In fact, his clothing line’s name, Toby, is derived from an Arabic expression which means ‘I wear my style’: “I am who I am and I am expressing my personality. So it is a way of encouraging people not to conform to society and to be more self-expressive,” he says.

“I have gotten a few question marks on how avant garde my designs used to be, but now that I extended my line to very classic and very conservative, minimalistic and simple…people realised [that I am more] approachable, so now, it is more acceptable [in society],” he explains.

In fact, Al Akeel says that his reinterpreted thobes have become a norm in the kingdom, especially in the demographic of fifteen to 25: “They do not want to go to dinner wearing a regular thobe.”

Despite his customers being mostly from Saudi Arabia, the designer says that his work is starting to attract attention from elsewhere.

“Believe it or not, especially this last Ramadan, I have been getting customers from Paris, the United Kingdom, India, New York, and Michigan, [among other areas],” he says.

His growing customer base over the years has only encouraged him to take his work a step further. Al Akeel has expanded his fashion line to cater to both women and children, both of which are serving him proud.

But with success comes hurdles. Al Akeel’s brainchild is not all fun and games.

“The thing about being a small business, there is always a lot of competition going on, and now you have global brands that want to do what we are doing,” he says. “There was a recent article saying that local thobe designers will have to compete with brands like Armani or Carolina Herrera, who started introducing the thobe into their fashion as well.”

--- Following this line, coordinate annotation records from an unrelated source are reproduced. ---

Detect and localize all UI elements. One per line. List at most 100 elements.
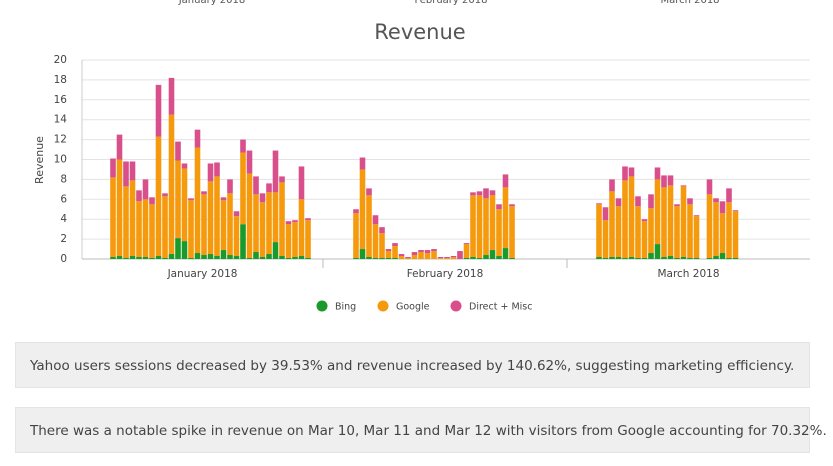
bar-segment — [444, 257, 450, 259]
bar-segment — [194, 253, 201, 259]
bar-segment — [648, 208, 654, 254]
y-tick-label: 4 — [60, 213, 67, 225]
bar-segment — [279, 182, 285, 257]
y-tick-label: 0 — [60, 253, 67, 265]
bar-segment — [732, 211, 739, 259]
bar-segment — [628, 176, 635, 258]
bar-segment — [366, 195, 372, 258]
bar-segment — [641, 219, 648, 222]
bar-segment — [385, 249, 392, 252]
bar-segment — [385, 251, 392, 259]
legend-swatch — [316, 300, 328, 312]
bar-segment — [648, 253, 654, 259]
bar-segment — [116, 159, 123, 257]
bar-segment — [372, 224, 379, 259]
bar-segment — [398, 254, 405, 257]
y-tick-label: 14 — [54, 114, 68, 126]
bar-segment — [674, 204, 680, 207]
bar-segment — [463, 258, 470, 259]
bar-segment — [398, 256, 405, 259]
bar-segment — [444, 258, 450, 259]
bar-segment — [483, 255, 489, 259]
bar-segment — [450, 256, 457, 258]
bar-segment — [680, 185, 687, 187]
bar-segment — [233, 211, 240, 217]
legend-swatch — [450, 300, 462, 312]
bar-segment — [162, 258, 168, 259]
bar-segment — [272, 192, 279, 243]
bar-segment — [661, 187, 667, 258]
header-tab: February 2018 — [415, 0, 488, 6]
bar-segment — [635, 196, 641, 207]
bar-segment — [622, 166, 628, 181]
header-tab: March 2018 — [660, 0, 719, 6]
x-tick-label: March 2018 — [657, 268, 719, 280]
bar-segment — [142, 179, 149, 200]
bar-segment — [214, 256, 220, 259]
bar-segment — [175, 238, 181, 259]
bar-segment — [622, 258, 628, 259]
bar-segment — [136, 190, 142, 202]
bar-segment — [272, 150, 279, 193]
bar-segment — [732, 210, 739, 212]
bar-segment — [424, 250, 431, 254]
bar-segment — [411, 252, 418, 256]
bar-segment — [641, 258, 648, 259]
bar-segment — [181, 163, 188, 169]
bar-segment — [602, 207, 609, 221]
bar-segment — [489, 195, 496, 251]
bar-segment — [285, 221, 292, 225]
bar-segment — [181, 168, 188, 242]
bar-segment — [220, 197, 227, 201]
bar-segment — [509, 204, 515, 207]
bar-segment — [496, 204, 502, 210]
bar-segment — [635, 258, 641, 259]
bar-segment — [155, 84, 162, 137]
bar-segment — [496, 209, 502, 257]
bar-segment — [123, 186, 129, 259]
bar-segment — [142, 257, 149, 259]
bar-segment — [713, 256, 719, 259]
insight: Yahoo users sessions decreased by 39.53%… — [15, 342, 810, 388]
legend-label: Direct + Misc — [469, 302, 532, 313]
bar-segment — [476, 258, 483, 259]
bar-segment — [207, 181, 214, 255]
bar-segment — [188, 198, 194, 201]
bar-segment — [713, 202, 719, 257]
bar-segment — [706, 179, 713, 195]
bar-segment — [596, 257, 602, 259]
bar-segment — [266, 254, 272, 259]
bar-segment — [379, 233, 385, 259]
bar-segment — [246, 173, 253, 259]
bar-segment — [609, 257, 615, 259]
bar-segment — [214, 162, 220, 177]
bar-segment — [188, 200, 194, 259]
bar-segment — [175, 160, 181, 239]
bar-segment — [379, 258, 385, 259]
y-tick-label: 12 — [54, 134, 67, 146]
bar-segment — [292, 222, 298, 258]
bar-segment — [259, 193, 266, 203]
bar-segment — [392, 243, 398, 247]
bar-segment — [628, 257, 635, 259]
bar-segment — [470, 195, 476, 258]
bar-segment — [680, 186, 687, 258]
bar-segment — [372, 215, 379, 225]
bar-segment — [667, 256, 674, 259]
bar-segment — [123, 258, 129, 259]
bar-segment — [609, 191, 615, 258]
bar-segment — [214, 176, 220, 257]
bar-segment — [661, 175, 667, 188]
bar-segment — [726, 258, 732, 259]
bar-segment — [136, 201, 142, 258]
bar-segment — [116, 134, 123, 160]
bar-segment — [155, 256, 162, 259]
bar-segment — [194, 147, 201, 254]
bar-segment — [359, 249, 366, 259]
legend-label: Google — [396, 302, 430, 313]
bar-segment — [149, 258, 155, 259]
bar-segment — [279, 176, 285, 183]
chart: Revenue Revenue January 2018 February 201… — [33, 0, 810, 313]
bar-segment — [168, 254, 175, 259]
bar-segment — [227, 179, 233, 194]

Such issues can be a problem, but Al Akeel reassuringly says that he does not think the thobe market has expanded to the point where he feels threatened.

And, regardless of any potential obstacles, the Saudi designer is certain that he will only climb higher.

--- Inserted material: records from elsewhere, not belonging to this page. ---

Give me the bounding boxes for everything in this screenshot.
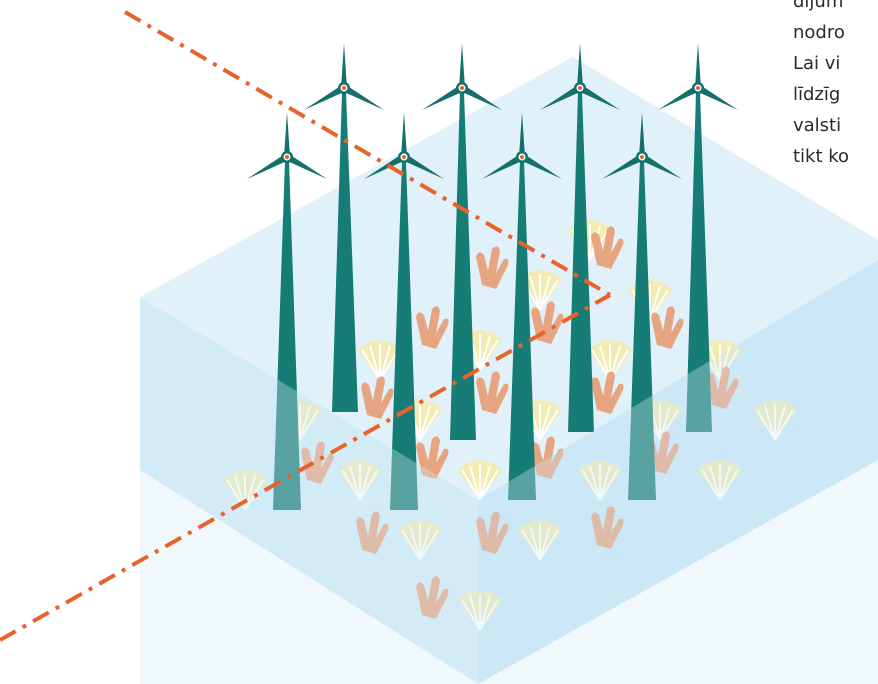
water-box: [140, 57, 878, 684]
turbines: [140, 43, 878, 684]
text-line: valsti: [793, 115, 842, 136]
route-lines: [0, 10, 612, 642]
text-line: Lai vi: [793, 53, 841, 74]
text-line: līdzīg: [793, 84, 841, 105]
text-line: tikt ko: [793, 146, 850, 167]
text-line: dijum: [793, 0, 844, 12]
body-text: dijum nodro Lai vi līdzīg valsti tikt ko: [793, 0, 878, 172]
text-line: nodro: [793, 22, 845, 43]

“We have four different thobe lines; the trend line, the classic line, the bohemian line and the sports line. And now, we introduced the blue label, which is up-market, optimum in quality fabric… pricing is obviously much higher, and it is a more exclusive collection, very few people get to wear it…” he points out.

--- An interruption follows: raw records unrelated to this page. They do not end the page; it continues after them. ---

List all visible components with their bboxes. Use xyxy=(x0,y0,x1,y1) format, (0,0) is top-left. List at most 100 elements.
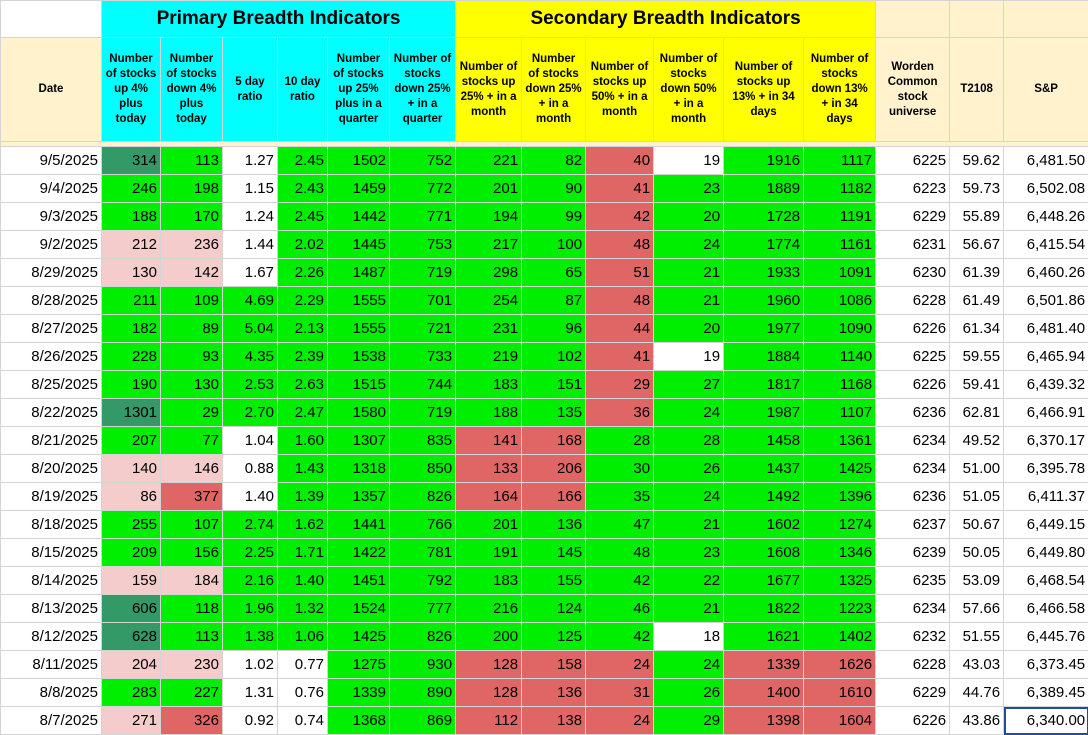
cell-5-day-ratio[interactable]: 2.53 xyxy=(222,370,278,399)
cell-10-day-ratio[interactable]: 1.06 xyxy=(277,622,328,651)
cell-up-25pct-month[interactable]: 298 xyxy=(455,258,523,287)
cell-sp[interactable]: 6,466.91 xyxy=(1003,398,1088,427)
cell-down-50pct-month[interactable]: 21 xyxy=(653,286,725,315)
cell-sp[interactable]: 6,448.26 xyxy=(1003,202,1088,231)
cell-down-50pct-month[interactable]: 26 xyxy=(653,454,725,483)
cell-up-13pct-34-days[interactable]: 1608 xyxy=(723,538,805,567)
cell-down-13pct-34-days[interactable]: 1402 xyxy=(803,622,877,651)
cell-down-50pct-month[interactable]: 19 xyxy=(653,146,725,175)
cell-sp[interactable]: 6,340.00 xyxy=(1003,706,1088,735)
cell-up-25pct-month[interactable]: 183 xyxy=(455,566,523,595)
cell-up-50pct-month[interactable]: 41 xyxy=(585,174,655,203)
cell-worden-universe[interactable]: 6228 xyxy=(875,286,951,315)
cell-up-50pct-month[interactable]: 36 xyxy=(585,398,655,427)
cell-date[interactable]: 8/22/2025 xyxy=(0,398,102,427)
cell-down-25pct-quarter[interactable]: 771 xyxy=(388,202,457,231)
cell-10-day-ratio[interactable]: 2.02 xyxy=(277,230,328,259)
cell-date[interactable]: 9/2/2025 xyxy=(0,230,102,259)
cell-down-13pct-34-days[interactable]: 1361 xyxy=(803,426,877,455)
cell-down-25pct-month[interactable]: 138 xyxy=(521,706,587,735)
cell-date[interactable]: 9/4/2025 xyxy=(0,174,102,203)
cell-up-4pct-today[interactable]: 130 xyxy=(101,258,161,287)
cell-up-25pct-month[interactable]: 188 xyxy=(455,398,523,427)
cell-down-25pct-month[interactable]: 87 xyxy=(521,286,587,315)
cell-down-13pct-34-days[interactable]: 1168 xyxy=(803,370,877,399)
cell-up-50pct-month[interactable]: 24 xyxy=(585,650,655,679)
cell-down-4pct-today[interactable]: 130 xyxy=(160,370,223,399)
cell-5-day-ratio[interactable]: 2.25 xyxy=(222,538,278,567)
cell-down-50pct-month[interactable]: 24 xyxy=(653,482,725,511)
cell-down-25pct-quarter[interactable]: 744 xyxy=(388,370,457,399)
cell-worden-universe[interactable]: 6234 xyxy=(875,454,951,483)
cell-down-4pct-today[interactable]: 118 xyxy=(160,594,223,623)
cell-down-25pct-quarter[interactable]: 835 xyxy=(388,426,457,455)
cell-down-4pct-today[interactable]: 107 xyxy=(160,510,223,539)
cell-up-50pct-month[interactable]: 48 xyxy=(585,538,655,567)
cell-up-4pct-today[interactable]: 188 xyxy=(101,202,161,231)
cell-t2108[interactable]: 59.55 xyxy=(949,342,1005,371)
cell-down-25pct-quarter[interactable]: 890 xyxy=(388,678,457,707)
cell-up-25pct-month[interactable]: 128 xyxy=(455,650,523,679)
cell-10-day-ratio[interactable]: 1.60 xyxy=(277,426,328,455)
cell-down-4pct-today[interactable]: 377 xyxy=(160,482,223,511)
cell-down-25pct-quarter[interactable]: 930 xyxy=(388,650,457,679)
header-down-25pct-quarter[interactable]: Number of stocks down 25% + in a quarter xyxy=(388,37,457,142)
cell-down-4pct-today[interactable]: 29 xyxy=(160,398,223,427)
cell-worden-universe[interactable]: 6226 xyxy=(875,314,951,343)
cell-up-4pct-today[interactable]: 255 xyxy=(101,510,161,539)
cell-sp[interactable]: 6,465.94 xyxy=(1003,342,1088,371)
cell-up-4pct-today[interactable]: 246 xyxy=(101,174,161,203)
cell-down-25pct-month[interactable]: 125 xyxy=(521,622,587,651)
header-date[interactable]: Date xyxy=(0,37,102,142)
cell-up-13pct-34-days[interactable]: 1960 xyxy=(723,286,805,315)
cell-down-13pct-34-days[interactable]: 1117 xyxy=(803,146,877,175)
cell-t2108[interactable]: 61.34 xyxy=(949,314,1005,343)
cell-sp[interactable]: 6,395.78 xyxy=(1003,454,1088,483)
cell-5-day-ratio[interactable]: 1.27 xyxy=(222,146,278,175)
cell-down-4pct-today[interactable]: 156 xyxy=(160,538,223,567)
cell-down-25pct-month[interactable]: 90 xyxy=(521,174,587,203)
cell-down-4pct-today[interactable]: 227 xyxy=(160,678,223,707)
cell-10-day-ratio[interactable]: 1.71 xyxy=(277,538,328,567)
cell-sp[interactable]: 6,502.08 xyxy=(1003,174,1088,203)
cell-up-50pct-month[interactable]: 40 xyxy=(585,146,655,175)
cell-down-50pct-month[interactable]: 27 xyxy=(653,370,725,399)
cell-up-50pct-month[interactable]: 42 xyxy=(585,202,655,231)
cell-down-25pct-quarter[interactable]: 781 xyxy=(388,538,457,567)
header-up-4pct-today[interactable]: Number of stocks up 4% plus today xyxy=(101,37,161,142)
cell-t2108[interactable]: 50.67 xyxy=(949,510,1005,539)
cell-up-4pct-today[interactable]: 283 xyxy=(101,678,161,707)
cell-down-25pct-month[interactable]: 168 xyxy=(521,426,587,455)
cell-up-25pct-month[interactable]: 201 xyxy=(455,174,523,203)
header-down-4pct-today[interactable]: Number of stocks down 4% plus today xyxy=(160,37,223,142)
cell-sp[interactable]: 6,460.26 xyxy=(1003,258,1088,287)
cell-date[interactable]: 8/18/2025 xyxy=(0,510,102,539)
cell-up-25pct-quarter[interactable]: 1275 xyxy=(327,650,390,679)
primary-band-title[interactable]: Primary Breadth Indicators xyxy=(100,0,457,38)
cell-up-13pct-34-days[interactable]: 1458 xyxy=(723,426,805,455)
cell-worden-universe[interactable]: 6235 xyxy=(875,566,951,595)
cell-up-13pct-34-days[interactable]: 1602 xyxy=(723,510,805,539)
cell-up-25pct-quarter[interactable]: 1422 xyxy=(327,538,390,567)
cell-5-day-ratio[interactable]: 1.02 xyxy=(222,650,278,679)
cell-10-day-ratio[interactable]: 2.29 xyxy=(277,286,328,315)
cell-date[interactable]: 8/15/2025 xyxy=(0,538,102,567)
cell-5-day-ratio[interactable]: 2.70 xyxy=(222,398,278,427)
cell-down-25pct-month[interactable]: 206 xyxy=(521,454,587,483)
cell-down-25pct-quarter[interactable]: 777 xyxy=(388,594,457,623)
cell-up-50pct-month[interactable]: 47 xyxy=(585,510,655,539)
cell-worden-universe[interactable]: 6229 xyxy=(875,678,951,707)
cell-t2108[interactable]: 53.09 xyxy=(949,566,1005,595)
cell-down-13pct-34-days[interactable]: 1090 xyxy=(803,314,877,343)
cell-up-25pct-month[interactable]: 231 xyxy=(455,314,523,343)
cell-down-4pct-today[interactable]: 184 xyxy=(160,566,223,595)
cell-up-25pct-quarter[interactable]: 1538 xyxy=(327,342,390,371)
band-right-cell[interactable] xyxy=(1003,0,1088,38)
cell-10-day-ratio[interactable]: 2.63 xyxy=(277,370,328,399)
cell-sp[interactable]: 6,445.76 xyxy=(1003,622,1088,651)
cell-down-25pct-quarter[interactable]: 721 xyxy=(388,314,457,343)
cell-up-4pct-today[interactable]: 1301 xyxy=(101,398,161,427)
cell-up-4pct-today[interactable]: 209 xyxy=(101,538,161,567)
cell-down-50pct-month[interactable]: 21 xyxy=(653,510,725,539)
cell-down-50pct-month[interactable]: 28 xyxy=(653,426,725,455)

“I am luxury. I am not mass. When people come to my boutique, they expect a certain standard. Considering the quality and craftsmanship, my brand is not that expensive,” he adds.

Having been in the market for the past five years, Al Akeel is able to spare some advice for entrepreneurs who are seeking to follow in his footsteps.

“You do not have to be a doctor or a lawyer to succeed. All you have to do is hold a talent. If you nurture your talent, you can really succeed at it,” he says, adding: “I hope to be that person who can show Saudi culture how to find the time to nurture their talents. They are actually really struggling at this moment because a lot of people do not have the tools and do not have the education to further their career.”

Al Akeel is clearly not a corporate person. Instead, he leans heavily towards the creative side. But, once he found his world, he excelled. It is no wonder he is referred to as the Tom Ford of the Middle East.